Gifts of Public Funds? Oh, Give us a Break, Rick

Evidently one of our blogging colleagues, Mr. Rick E. Rayl, who runs the Nossaman blog on eminent domain in California (see the blogroll on the right margin of this page), must have spare time on his hands because he has been worrying  — oy, how he worries — about settlement of eminent domain cases, that are above the value figures in the condemnor’s appraisal. He worries about his friends’ concerns that this may be in the nature of illegal gifts of public funds, forbidden by the state constitution in California and elsewhere. See his blogs When (If Ever) Does a Payment Become an Illegal Gift of Public Funds, Oct. 19, 2010, and FollowUp on Pombo Decision, Nov. 2, 2010.

Mr. Rayl is a serious gent, so we don’t think he is putting us on, but just in case, this topic may be worth a few words.

Every study of this subject, starting with congressional hearings in the 1960s (that led to enactment of the Uniform Relocation Assstance Act), to the famous Nassau County (New York) study published in the Columbia Law Review, as well as studies and press exposes in California, Georgia, Minnesota, and Utah, have shown time and again that on the whole, condemors’ offers are too low, and on occasion below the condemnor’s own appraisal reports. Condemnees who reject condemnors’ offers and go to trial overwhelmingly recover more than the offer or the condemnors’ evidence — whether the case is tried before a judge or a jury.

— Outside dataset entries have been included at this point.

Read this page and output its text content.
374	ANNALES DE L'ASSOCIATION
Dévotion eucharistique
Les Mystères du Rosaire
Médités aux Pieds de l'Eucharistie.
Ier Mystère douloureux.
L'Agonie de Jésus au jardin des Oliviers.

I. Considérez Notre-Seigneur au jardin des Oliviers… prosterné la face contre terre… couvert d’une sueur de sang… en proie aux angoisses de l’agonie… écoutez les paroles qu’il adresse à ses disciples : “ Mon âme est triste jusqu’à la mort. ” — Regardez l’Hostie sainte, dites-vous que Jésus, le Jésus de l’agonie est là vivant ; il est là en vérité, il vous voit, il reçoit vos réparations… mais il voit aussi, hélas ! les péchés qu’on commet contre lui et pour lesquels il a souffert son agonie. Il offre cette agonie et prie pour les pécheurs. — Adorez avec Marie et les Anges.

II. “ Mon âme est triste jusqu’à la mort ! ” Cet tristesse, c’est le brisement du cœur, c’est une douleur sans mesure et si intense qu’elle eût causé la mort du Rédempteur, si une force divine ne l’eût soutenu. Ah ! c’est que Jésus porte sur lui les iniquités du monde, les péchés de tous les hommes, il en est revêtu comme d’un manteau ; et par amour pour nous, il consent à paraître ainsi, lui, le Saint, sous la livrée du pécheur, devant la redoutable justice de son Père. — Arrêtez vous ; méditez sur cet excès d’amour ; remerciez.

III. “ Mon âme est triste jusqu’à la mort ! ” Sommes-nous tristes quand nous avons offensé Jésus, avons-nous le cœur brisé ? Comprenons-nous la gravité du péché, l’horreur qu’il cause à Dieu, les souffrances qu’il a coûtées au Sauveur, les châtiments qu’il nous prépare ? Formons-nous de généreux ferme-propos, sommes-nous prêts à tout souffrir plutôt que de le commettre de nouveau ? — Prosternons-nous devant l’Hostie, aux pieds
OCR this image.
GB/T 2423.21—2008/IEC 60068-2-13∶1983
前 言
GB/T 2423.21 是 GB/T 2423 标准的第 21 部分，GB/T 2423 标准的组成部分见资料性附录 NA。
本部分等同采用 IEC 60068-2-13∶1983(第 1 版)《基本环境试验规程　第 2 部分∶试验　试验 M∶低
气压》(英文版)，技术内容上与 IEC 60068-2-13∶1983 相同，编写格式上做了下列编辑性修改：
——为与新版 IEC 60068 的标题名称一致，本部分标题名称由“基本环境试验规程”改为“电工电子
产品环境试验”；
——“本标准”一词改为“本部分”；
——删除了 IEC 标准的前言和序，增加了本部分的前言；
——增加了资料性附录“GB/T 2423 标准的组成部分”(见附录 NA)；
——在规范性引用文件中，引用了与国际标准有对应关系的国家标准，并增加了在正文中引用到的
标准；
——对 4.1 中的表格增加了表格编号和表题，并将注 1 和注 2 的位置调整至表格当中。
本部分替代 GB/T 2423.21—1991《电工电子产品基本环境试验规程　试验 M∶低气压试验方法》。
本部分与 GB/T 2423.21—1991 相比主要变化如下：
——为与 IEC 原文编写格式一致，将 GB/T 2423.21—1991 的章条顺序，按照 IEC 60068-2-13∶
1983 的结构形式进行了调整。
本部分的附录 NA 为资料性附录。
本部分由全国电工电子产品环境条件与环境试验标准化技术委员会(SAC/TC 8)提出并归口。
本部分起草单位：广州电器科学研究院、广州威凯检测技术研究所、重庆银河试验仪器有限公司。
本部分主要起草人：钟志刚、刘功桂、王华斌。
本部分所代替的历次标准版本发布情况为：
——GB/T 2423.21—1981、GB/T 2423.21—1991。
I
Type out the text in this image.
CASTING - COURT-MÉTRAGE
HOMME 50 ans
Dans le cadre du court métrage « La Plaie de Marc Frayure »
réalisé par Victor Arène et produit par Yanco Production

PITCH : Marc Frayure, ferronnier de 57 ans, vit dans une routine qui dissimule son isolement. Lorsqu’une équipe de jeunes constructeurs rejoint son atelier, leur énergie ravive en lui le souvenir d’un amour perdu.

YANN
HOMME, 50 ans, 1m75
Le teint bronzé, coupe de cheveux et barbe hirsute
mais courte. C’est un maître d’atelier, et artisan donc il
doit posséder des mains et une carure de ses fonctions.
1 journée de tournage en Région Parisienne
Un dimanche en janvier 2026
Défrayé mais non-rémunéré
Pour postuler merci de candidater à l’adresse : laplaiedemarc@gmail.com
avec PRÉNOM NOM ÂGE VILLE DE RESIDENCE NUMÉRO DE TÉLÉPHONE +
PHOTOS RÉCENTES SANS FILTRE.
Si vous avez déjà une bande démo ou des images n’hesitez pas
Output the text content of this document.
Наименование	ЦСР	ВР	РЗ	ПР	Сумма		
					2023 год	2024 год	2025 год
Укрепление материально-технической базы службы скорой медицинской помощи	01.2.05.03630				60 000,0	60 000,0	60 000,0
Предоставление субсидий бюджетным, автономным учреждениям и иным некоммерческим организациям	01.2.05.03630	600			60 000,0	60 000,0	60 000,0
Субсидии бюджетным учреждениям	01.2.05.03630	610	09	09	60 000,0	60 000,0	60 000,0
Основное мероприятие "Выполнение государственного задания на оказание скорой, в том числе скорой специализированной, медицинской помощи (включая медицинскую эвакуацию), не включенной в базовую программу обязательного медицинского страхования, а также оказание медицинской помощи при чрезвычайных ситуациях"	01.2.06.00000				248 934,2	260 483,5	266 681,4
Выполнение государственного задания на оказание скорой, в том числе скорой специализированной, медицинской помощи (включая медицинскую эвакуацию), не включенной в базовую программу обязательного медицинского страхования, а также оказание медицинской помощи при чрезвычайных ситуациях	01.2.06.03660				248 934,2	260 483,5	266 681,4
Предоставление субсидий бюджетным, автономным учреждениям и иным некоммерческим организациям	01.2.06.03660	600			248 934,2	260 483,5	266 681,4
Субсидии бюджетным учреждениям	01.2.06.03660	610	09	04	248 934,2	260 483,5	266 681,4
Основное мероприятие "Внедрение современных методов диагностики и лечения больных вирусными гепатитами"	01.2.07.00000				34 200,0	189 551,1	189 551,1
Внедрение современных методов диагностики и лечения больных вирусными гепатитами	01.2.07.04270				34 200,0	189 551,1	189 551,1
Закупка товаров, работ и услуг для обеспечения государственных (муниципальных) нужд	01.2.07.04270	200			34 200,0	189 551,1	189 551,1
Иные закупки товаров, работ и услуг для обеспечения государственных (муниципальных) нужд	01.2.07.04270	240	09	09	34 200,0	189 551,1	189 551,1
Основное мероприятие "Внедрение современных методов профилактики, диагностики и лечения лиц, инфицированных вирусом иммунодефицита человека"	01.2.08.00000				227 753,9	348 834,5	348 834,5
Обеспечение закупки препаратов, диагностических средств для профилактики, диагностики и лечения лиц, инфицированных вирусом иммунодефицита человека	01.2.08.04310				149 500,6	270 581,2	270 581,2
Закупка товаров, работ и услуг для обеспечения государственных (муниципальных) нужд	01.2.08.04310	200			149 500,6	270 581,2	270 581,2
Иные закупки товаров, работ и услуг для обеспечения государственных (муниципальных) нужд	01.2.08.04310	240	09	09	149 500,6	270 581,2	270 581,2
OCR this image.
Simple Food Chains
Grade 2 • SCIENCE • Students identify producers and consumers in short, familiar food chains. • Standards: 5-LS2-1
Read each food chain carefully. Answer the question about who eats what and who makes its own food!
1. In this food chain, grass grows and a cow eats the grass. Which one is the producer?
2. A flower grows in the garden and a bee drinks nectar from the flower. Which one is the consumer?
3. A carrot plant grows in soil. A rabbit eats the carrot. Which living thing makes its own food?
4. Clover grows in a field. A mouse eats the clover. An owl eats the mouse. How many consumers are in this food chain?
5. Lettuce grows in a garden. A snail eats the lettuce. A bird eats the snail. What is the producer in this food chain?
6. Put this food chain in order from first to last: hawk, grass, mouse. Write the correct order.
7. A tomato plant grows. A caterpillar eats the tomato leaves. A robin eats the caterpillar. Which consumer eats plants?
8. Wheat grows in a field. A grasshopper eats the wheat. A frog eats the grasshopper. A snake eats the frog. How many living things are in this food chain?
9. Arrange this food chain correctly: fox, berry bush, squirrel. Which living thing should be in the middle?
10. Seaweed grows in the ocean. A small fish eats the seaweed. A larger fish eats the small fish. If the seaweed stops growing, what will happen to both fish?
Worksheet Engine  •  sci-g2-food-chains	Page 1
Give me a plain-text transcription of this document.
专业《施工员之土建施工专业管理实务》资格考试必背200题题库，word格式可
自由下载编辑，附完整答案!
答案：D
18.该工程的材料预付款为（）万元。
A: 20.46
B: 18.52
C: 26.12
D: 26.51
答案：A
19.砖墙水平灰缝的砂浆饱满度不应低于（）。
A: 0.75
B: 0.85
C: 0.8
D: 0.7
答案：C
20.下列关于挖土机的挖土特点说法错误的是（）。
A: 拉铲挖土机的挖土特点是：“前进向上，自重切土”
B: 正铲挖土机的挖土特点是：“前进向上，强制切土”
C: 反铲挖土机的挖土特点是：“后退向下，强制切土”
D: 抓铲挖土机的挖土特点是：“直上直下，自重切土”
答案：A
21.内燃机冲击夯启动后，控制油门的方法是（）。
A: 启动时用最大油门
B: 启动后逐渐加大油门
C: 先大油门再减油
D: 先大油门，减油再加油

The proof of the pudding lies in the fact that property owners’ lawyers in eminent domain cases usually work on contigent fees, the important feature being that the contingency is calculated NOT on the entire recovery, as is the practice in tort cases, but only on the overage — on the increased amount that the owner eventually recovers over and above the condemnor’s offer or evidence. So it follows that either (a) condemnors’ offers and evidence tend to be on the low side and can usually be refuted in court, or (b) condemnees’ lawyers are silver-tongued magicians who can reduce jurors’ and judges’ mind to putty with their soul-stirring rhetoric without evidentiary support. Well folks, having been one of those condemnees’ lawyers for some 40 years we can assure you that alternative (b) just ain’t so, even if we wish fervently that it were.

If condemnors’ offers were generous, condemnees’ lawyers couldn’t make a living trying eminent domain cases and would have to chase ambulances. But they don’t. All eminent domain lawyers known to us — and we know a lot of them — are doing right well and appear to be prosperous.

The fact is that on the whole, condemnors’ offers and deposits run on the low side, sometimes in humongous amounts — the local champion being the 2000 case of CalTrans v. Southern California Edison Co., where the state deposited $250,000 into court, but the verdict was $49,500,000. That’s right, forty-nine-and-a-half million, with the Court of Appeal affirming, and the California Supreme Court expressly declining to review the valuation aspect of the case. If you want to see some more cases like that, check out 40 Loyola L.A. Law Rev. at pp. 1146-1148.

But if Mr. Rayl wants to worry about gifts of public funds, we dig it. Here is something for him to sink his teeth into. What about those scandalous “land write-downs” whereby a redevelopment agency acquires private property at fair market value that may run into millions, and then turns around and gives it (or sells it for $1 — same thing) to a redeveloper so he can make a profit that is supposed to generate the “public benefit” that is the rationale of redevelopment takings? How about that? Is that a gift of public funds? Is it such a gift where the redeveloper gets the money but the redevelopment project goes bust with nothing to show for it? Shouldn’t the tapayers get their money back? Like in the Kelo case where the plan called for giving the redeveloper possession and use of a 91-acre waterfront parcel, for $1 per year. Nice deal if you can get it, isn’t it?

That seems to us to be one hell of a lot more of a gift of public funds than a settlement of a condemnation case in which the condemnor realistically assesses the prospects of litigational victory vs. defeat, and concludes that prudence dictates the conclusion that the public may be better off settling for more than its lowball appraisal, thereby saving itself the cost of an increased award (with interest), the costs of litigation and the risk of having to pay the condemnees’ statutory attorneys’ fees and other litigation expenses, as in that Pombo case that we wrote about on October 31, 2010 (Lowball Watch – California) https://gideonstrumpet.info/?p=512  Or how about refraining from blowing Kings’ ransoms on “public projects” that never get off the ground, like that “Intercontinetal” $100 million municipal airport in Palmdale, that after decades of trying had to be shut down because no airline could operate from it?

So in the end we agree with Mr. Rayl: public money should not be squandered on filling the pockets of private parties. Perhaps we can start with shutting down most redevelopment projects that are a prime offender.